Die Siedlung entstand aus dem antiken Kumayri und erhielt 1840 unter russischer Herrschaft den Namen Alexandropol. In der sowjetischen Zeit wuchs sie zu einem bedeutenden Produktionszentrum heran, bevor ein Erdbeben 1988 weite Teile zerstörte.
Der Name Gyumri stammt von früheren Bezeichnungen wie Kumayri und Alexandropol, die heute noch in Straßenschildern und Gesprächen auftauchen. Die Stadt pflegt eine lebendige Theaterkultur mit mehreren Bühnen, auf denen regelmäßig Aufführungen in armenischer Sprache stattfinden.
Züge zwischen hier und Erevan verkehren vier Mal täglich und bieten eine direkte Verbindung durch die armenische Landschaft.

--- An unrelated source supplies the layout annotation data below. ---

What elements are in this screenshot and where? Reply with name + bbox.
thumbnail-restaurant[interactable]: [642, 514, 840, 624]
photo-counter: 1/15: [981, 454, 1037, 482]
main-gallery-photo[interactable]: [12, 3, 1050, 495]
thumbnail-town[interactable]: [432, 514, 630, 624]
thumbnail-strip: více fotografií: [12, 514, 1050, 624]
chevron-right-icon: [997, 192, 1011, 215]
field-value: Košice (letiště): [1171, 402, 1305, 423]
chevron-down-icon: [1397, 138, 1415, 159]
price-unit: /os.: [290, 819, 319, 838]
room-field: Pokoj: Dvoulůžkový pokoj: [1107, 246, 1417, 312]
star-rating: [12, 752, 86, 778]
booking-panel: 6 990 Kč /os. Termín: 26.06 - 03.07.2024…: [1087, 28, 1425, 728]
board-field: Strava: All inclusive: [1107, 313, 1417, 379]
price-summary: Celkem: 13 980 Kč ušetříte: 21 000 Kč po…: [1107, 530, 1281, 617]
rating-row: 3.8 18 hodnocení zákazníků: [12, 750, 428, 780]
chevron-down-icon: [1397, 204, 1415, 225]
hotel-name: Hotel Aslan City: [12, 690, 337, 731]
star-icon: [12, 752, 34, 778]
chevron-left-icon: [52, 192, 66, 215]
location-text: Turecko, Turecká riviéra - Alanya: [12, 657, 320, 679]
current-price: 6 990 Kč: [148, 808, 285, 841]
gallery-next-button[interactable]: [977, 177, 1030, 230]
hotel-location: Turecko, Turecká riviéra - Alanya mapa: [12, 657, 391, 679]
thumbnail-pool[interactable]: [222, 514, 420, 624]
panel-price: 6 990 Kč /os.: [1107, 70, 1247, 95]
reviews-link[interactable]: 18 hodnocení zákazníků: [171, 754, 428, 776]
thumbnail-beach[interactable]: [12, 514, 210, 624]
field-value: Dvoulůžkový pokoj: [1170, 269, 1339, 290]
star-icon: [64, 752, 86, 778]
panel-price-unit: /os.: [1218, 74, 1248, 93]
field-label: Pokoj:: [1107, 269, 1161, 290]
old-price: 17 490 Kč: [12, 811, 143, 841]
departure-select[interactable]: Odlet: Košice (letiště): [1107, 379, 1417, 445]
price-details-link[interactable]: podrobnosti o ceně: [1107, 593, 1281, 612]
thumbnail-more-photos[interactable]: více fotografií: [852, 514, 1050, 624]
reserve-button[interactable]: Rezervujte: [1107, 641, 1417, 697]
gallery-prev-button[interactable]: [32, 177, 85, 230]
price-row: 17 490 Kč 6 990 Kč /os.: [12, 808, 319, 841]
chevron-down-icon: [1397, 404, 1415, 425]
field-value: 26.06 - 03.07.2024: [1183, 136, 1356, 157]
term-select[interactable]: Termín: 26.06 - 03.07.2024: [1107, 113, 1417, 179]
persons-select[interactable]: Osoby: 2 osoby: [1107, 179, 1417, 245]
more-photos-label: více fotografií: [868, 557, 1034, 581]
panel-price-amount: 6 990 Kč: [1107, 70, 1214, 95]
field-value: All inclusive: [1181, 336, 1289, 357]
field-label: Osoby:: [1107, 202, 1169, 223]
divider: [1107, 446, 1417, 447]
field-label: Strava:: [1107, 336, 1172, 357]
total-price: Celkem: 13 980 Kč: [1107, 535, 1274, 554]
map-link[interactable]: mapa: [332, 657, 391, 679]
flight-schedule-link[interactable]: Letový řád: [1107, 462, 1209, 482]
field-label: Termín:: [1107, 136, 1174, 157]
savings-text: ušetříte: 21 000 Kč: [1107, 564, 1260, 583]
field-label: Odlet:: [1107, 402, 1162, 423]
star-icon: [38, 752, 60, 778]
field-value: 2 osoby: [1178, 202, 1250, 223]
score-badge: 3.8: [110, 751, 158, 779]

Der örtliche Flughafen empfängt Flüge aus mehreren europäischen Städten und erleichtert die Anreise aus dem Ausland.
Die Schwarze Festung aus der Mitte des 19. Jahrhunderts besteht aus dunklem Vulkangestein und bildet einen kreisförmigen Bau, der heute für Veranstaltungen genutzt wird. Lokale Musiker spielen hier manchmal bei Konzerten unter freiem Himmel, die das Echo der dicken Mauern nutzen.